In devices powered with batteries or other limited energy sources, energy-efficiency is clearly one of the most important design considerations. In larger scale, good energy-efficiency is crucial to keep the power consumption of the computers down – which has an immediate practical impact to the required cooling devices and to the electricity bills of data centers. In an even larger (and a more important) picture, as computing becomes increasingly pervasive, the size of its energy footprint keeps increasing; it is estimated that the ICT sector will consume up to 20% of all global electricity by 2025 1, having a surprisingly large effect to the global warming challenge we are now struggling with.
Figure 1: Programmable dictionary compression flow and an example of instruction placement in memory.
So called fixed-function hardware accelerators are designed to perform a single computation task or a limited variation of tasks very efficiently. Their performance, size and energy consumption can be highly optimized by implementing the required functionality directly onto silicon as an application specific integrated circuit (ASIC).
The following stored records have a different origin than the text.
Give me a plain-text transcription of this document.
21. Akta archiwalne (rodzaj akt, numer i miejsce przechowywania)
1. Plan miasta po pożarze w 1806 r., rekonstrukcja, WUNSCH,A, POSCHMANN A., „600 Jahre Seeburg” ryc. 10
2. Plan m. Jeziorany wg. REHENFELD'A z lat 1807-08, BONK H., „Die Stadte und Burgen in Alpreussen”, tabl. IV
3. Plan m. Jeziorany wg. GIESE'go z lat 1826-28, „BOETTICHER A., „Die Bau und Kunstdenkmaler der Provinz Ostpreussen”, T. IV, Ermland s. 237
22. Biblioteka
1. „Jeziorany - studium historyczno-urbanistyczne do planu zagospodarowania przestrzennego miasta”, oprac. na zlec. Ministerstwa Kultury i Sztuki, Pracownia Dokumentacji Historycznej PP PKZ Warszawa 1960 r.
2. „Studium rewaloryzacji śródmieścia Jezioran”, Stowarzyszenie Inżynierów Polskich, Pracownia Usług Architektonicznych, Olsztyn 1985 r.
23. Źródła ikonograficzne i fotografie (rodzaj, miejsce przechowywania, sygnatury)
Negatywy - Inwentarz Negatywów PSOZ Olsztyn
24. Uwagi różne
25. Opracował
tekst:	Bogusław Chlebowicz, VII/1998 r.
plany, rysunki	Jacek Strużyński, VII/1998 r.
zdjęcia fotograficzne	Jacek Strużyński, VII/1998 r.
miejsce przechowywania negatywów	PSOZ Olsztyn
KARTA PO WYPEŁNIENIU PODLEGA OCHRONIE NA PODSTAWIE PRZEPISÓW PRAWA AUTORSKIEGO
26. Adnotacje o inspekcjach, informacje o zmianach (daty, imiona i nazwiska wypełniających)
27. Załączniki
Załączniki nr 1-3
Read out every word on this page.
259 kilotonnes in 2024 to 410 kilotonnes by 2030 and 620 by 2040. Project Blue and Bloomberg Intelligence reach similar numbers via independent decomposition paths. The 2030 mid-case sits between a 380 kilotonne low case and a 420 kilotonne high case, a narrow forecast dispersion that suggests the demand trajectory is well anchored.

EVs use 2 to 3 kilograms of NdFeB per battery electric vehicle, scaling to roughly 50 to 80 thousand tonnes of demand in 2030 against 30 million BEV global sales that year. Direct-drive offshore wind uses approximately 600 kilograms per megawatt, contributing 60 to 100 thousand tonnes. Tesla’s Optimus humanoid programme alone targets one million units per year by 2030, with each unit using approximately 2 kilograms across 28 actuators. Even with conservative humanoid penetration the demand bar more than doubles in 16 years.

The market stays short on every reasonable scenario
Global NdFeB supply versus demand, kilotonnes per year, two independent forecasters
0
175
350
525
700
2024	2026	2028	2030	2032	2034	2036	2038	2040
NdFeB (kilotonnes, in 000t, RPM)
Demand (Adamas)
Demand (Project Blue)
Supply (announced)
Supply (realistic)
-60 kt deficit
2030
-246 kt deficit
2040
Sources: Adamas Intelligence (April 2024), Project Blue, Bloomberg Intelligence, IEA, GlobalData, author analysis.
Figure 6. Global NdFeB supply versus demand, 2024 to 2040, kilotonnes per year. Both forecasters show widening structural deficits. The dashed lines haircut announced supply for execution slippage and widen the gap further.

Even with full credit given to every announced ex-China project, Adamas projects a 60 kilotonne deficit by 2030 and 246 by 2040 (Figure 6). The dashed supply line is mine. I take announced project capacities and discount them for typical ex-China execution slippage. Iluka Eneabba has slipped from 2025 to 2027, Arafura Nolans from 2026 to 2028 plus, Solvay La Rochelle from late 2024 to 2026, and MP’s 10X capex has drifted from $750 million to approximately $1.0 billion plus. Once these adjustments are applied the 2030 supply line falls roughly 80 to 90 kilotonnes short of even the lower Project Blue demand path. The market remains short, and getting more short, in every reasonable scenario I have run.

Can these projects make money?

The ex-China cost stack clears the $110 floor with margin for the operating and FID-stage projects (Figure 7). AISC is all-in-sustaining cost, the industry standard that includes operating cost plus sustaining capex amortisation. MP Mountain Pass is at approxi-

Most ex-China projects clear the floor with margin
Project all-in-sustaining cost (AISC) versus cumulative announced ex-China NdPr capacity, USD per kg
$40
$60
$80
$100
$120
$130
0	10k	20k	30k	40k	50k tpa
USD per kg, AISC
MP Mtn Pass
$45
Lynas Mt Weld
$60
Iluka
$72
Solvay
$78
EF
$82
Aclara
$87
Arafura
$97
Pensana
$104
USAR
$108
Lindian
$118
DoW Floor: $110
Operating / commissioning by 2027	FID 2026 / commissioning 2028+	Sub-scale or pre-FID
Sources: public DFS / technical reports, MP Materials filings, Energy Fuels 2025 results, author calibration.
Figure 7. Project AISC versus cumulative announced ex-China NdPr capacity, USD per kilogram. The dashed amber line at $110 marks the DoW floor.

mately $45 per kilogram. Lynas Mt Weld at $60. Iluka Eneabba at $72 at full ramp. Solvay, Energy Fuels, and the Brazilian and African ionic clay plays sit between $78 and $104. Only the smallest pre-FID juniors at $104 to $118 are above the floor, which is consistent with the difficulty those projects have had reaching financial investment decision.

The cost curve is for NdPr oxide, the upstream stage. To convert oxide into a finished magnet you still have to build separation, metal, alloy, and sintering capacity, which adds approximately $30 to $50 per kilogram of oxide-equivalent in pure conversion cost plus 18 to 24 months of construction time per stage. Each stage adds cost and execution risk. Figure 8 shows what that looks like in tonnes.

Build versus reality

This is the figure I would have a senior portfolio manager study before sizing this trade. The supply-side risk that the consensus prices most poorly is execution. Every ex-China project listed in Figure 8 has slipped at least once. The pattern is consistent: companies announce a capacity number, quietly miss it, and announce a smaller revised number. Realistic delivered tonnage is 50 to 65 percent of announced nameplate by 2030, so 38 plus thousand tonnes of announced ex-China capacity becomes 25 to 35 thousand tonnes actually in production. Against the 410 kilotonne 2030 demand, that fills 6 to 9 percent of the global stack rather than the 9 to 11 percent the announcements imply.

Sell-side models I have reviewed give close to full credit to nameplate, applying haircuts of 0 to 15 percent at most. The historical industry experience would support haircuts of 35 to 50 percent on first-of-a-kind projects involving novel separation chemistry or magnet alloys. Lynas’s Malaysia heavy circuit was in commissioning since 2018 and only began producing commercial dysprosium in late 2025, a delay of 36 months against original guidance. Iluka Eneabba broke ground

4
The flip side is that the tasks not fitted to the accelerator may perform poorly or cannot be implemented at all after the design including the accelerator has been manufactured on silicon. The ”post manufacture flexibility” can be enhanced by making some of the internal components software programmable. Programming means that a user of the device defines the computing tasks as sequences of smaller actions called ”instructions” – a special language which the processor understands.
Unfortunately, there is no free lunch. Adding programmability – or flexibility of any kind – always incurs overheads which also increase energy consumption of the device, decrease the speed of execution and result in a larger silicon area used by the microchip. To this end, one of the research directions of our research group, Customized Parallel Computing research group (CPC) is to research techniques that can reduce the energy impact of flexibility in computing devices. The goal is to make flexible co-processors closer to the energy efficiency of the fixed function accelerators, which in turn helps in reuse of the manufactured silicon and, for example, enables post-manufacture application logic bug fixing.
The most recent outcome from this research track was presented in the ICCD 2020 conference 2. In this paper we studied code compression, which can be used as a way to improve the instruction stream energy-efficiency. Code compression reduces the amount of traffic between the processor and the energy-hungry memories that store the instructions. This is achieved by representing often occurring instructions in a shorter format. The published method uses multiple parallel dictionaries to store often occurring parts of instructions. One of the novel aspects in this work is that these dictionaries can be updated on the fly during the program’s execution, allowing enhanced compression ratios for the instruction mixes found in different program phases, leading to significant reductions in the instruction stream energy overhead.
In the ICCD publication, the proposed code compression was implemented on a “general-purpose” low power consumption processor implementing the RISC-V instruction-set architecture. As the developed method is not tied to any processor architecture, it is now being evaluated in a multi-issue Digital Signal Processor (DSP) designed with OpenASIP tools maintained by the group. The initial results are very encouraging.
Figure 2: Example processor system using the programmable dictionary compression.
For individual groups, manufacturing actual ASICs is often not feasible, as it is an expensive and a risky endeavour. Being a part of the SoCHub community, the CPC group has better possibilities to demonstrate novel research in practice. We hope to utilize the programmable dictionary compression technology in a future SoC Hub microchip project.
This work has been funded by Tampere University of Technology Graduate School and Academy of Finland (decision #331344). This project has received funding from the ECSEL Joint Undertaking (JU) under grant agreement No 783162 (FitOptiVis). The JU receives support from the European Union’s Horizon 2020 research and innovation programme and Netherlands, Czech Republic, Finland, Spain, Italy.
Written by Joonas Multanen and Pekka Jääskeläinen
1 Andrae, Anders S.G. Total Consumer Power Consumption Forecast, 2017,https://www.researchgate.net/publication/320225452_Total_Consumer_Power_Consumption_Forecast
2 Joonas Multanen, Kari Hepola, Pekka Jääskeläinen: “Programmable Dictionary Code Compression for Instruction Stream Energy Efficiency” ICCD 2020: The 38th IEEE International Conference on Computer Design (virtual, October, 2020).